Fig. 1: Overview of our unsupervised method called neural FCA.
Yoshiaki Bando, Kouhei Sekiguchi, Yoshiki Masuyama, Aditya Arie Nugraha, Mathieu Fontaine, and Kazuyoshi Yoshii
Abstract: This paper describes a neural blind source separation (BSS) method based on amortized variational inference (AVI) of a non-linear generative model of mixture signals. A classical statistical approach to BSS is to fit a linear generative model that consists of spatial and source models representing the inter-channel covariances and power spectral densities of sources, respectively.

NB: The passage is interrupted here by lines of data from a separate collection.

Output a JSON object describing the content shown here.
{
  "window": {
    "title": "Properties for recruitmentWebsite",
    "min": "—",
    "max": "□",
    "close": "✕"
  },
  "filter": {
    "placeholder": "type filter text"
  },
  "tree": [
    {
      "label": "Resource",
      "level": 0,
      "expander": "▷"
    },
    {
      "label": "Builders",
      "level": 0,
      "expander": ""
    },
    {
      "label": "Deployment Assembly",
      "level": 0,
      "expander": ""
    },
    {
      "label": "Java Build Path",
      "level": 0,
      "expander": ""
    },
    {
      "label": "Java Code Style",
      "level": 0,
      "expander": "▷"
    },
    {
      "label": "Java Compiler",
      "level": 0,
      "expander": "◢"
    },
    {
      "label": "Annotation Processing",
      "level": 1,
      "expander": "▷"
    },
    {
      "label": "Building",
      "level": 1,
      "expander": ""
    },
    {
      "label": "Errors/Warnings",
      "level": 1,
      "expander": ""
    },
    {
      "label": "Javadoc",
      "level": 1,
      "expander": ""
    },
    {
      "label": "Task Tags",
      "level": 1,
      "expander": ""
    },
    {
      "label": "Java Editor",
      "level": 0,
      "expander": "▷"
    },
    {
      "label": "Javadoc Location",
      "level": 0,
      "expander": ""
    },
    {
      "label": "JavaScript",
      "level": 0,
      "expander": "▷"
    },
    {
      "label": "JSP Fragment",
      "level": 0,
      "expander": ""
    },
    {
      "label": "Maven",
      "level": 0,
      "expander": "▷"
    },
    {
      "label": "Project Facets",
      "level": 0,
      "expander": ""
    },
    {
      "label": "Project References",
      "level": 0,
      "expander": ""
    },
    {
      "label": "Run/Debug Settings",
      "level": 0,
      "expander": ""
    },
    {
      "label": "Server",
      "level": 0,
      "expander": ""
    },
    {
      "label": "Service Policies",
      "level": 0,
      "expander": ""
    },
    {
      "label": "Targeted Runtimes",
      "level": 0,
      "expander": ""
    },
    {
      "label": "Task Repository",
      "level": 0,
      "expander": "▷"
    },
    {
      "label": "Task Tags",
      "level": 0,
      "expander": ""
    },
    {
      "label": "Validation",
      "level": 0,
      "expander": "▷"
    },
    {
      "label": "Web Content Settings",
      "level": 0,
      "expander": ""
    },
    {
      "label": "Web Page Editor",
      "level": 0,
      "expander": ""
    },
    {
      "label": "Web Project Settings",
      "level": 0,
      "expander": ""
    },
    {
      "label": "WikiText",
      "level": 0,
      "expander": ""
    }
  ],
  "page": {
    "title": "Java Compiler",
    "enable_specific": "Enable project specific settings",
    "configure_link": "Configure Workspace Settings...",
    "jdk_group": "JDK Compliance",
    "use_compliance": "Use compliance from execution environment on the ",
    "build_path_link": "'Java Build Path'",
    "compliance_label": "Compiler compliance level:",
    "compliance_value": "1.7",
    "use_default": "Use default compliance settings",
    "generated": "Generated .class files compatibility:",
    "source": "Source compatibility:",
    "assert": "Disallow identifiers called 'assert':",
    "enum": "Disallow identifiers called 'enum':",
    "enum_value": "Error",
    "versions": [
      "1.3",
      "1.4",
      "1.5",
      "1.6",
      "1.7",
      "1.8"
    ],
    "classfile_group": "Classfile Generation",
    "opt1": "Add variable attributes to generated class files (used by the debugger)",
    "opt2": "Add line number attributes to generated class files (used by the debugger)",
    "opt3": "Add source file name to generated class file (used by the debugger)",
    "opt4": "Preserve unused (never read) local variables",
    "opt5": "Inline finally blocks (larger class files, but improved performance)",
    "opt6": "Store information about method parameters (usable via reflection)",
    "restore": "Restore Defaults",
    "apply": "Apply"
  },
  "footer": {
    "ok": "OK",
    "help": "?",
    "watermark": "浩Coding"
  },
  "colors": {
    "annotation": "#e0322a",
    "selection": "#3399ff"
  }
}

Although the variational autoencoder (VAE) has successfully been used as a non-linear source model with latent features, it should be pretrained from a sufficient amount of isolated signals. Our method, in contrast, enables the VAE-based source model to be trained only from mixture signals. Specifically, we introduce a neural mixture-to-feature inference model that directly infers the latent features from the observed mixture and integrate it with a neural feature-to-mixture generative model consisting of a full-rank spatial model and a VAE-based source model. All the models are optimized jointly such that the likelihood for the training mixtures is maximized in the framework of AVI. Once the inference model is optimized, it can be used for estimating the latent features of sources included in unseen mixture signals. The experimental results show that the proposed method outperformed the state-of-the-art BSS methods based on linear generative models and was comparable to a method based on supervised learning of the VAE-based source model.